Network Analysis of Survey Data to Identify Non-Homogeneous Teacher Self-Efficacy Development in Using Formative Assessment Strategies
Round 1
Reviewer 1 Report
This is a highly complex paper and might be interesting to those who work with network analyses. I must confess that I am not sure at every point to have understood why certain decisions during the analysis were done, caused by the method or just decisions of the authors. Unfortunately, the findings on the supergroups do not yet found explanations. This is how research sometimes is.
The paper uses LWG. Is this different form Teacher Learning Communities or Communities of Practice. It is not really clear what happened in the meetings, this might need a bit more information. It also needs to be said if the project understood itself as some top-down training, or a bottom-up learning community – and whether this interpretation was coherent in all LWGs?
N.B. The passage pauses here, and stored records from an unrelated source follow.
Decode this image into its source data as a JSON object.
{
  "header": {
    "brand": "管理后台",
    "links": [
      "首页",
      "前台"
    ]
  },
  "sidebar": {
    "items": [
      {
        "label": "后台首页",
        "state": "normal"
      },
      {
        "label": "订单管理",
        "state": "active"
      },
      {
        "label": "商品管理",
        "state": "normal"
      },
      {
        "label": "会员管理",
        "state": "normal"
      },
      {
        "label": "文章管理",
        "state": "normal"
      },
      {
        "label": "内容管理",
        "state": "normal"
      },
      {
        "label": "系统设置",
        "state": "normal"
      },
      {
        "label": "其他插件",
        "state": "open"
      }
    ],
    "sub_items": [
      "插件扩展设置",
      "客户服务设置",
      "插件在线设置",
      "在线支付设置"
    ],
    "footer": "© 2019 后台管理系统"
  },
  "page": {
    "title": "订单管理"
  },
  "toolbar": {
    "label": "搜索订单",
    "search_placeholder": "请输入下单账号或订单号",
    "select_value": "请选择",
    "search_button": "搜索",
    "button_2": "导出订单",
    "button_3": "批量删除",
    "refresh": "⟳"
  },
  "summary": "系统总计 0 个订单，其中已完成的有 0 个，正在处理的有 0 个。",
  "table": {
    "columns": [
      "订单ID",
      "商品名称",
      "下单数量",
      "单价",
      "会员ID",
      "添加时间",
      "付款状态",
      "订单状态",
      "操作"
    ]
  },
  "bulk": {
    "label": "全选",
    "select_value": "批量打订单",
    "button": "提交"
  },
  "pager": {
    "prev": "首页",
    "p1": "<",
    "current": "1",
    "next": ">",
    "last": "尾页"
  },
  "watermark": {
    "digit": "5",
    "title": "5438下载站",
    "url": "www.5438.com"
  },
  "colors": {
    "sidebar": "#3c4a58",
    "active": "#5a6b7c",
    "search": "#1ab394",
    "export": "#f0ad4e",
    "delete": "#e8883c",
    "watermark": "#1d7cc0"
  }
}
Section 3 needs checking. There are many information missing that pop up later in the paper, e.g. that we work with Likert scales and that they are 5-step. You need to clarify early:
Section 3.1. (a) in the final MS the names of the countries should be given (b) teaching experiences should be quantified (what is few, several and many?) Section 3.2. How often die the LWGs met, in what frequency and over what amount of time? 3. is confusing or not sufficiently explained. You take 12 out of 23 and have Q38 and Q43? It becomes clear by Figure 2, but needs to be clear already in the text. Format is unclear, where these Likert items? How many steps? Later it says teachers took option 2, what does this mean. It needs to be clear from the text at this point without searching in the later text or supplemented files.
Check the whole MS for this issue.
The authors may read the MS again, there are a couple of chance for improvement, e.g. whether to use hyphens when talking about pre and post, or not.
Author Response
We thank the reviewer for taking time to review our paper and providing comments that we could use to improve upon the manuscript. We have made extensive changes to the manuscript based on both reviewer comments. One of the more substantial changes is our decision to remove all analyses of aggregated scores. Instead, we have included clarifications along the lines of the suggestions from the reviewers and we have focused on the single-item nature of our analyses. Here, we detail our work with focus on Reviewer 1's comments. Given the many changes, we have also uploaded a pdf-file that tracks all changes made.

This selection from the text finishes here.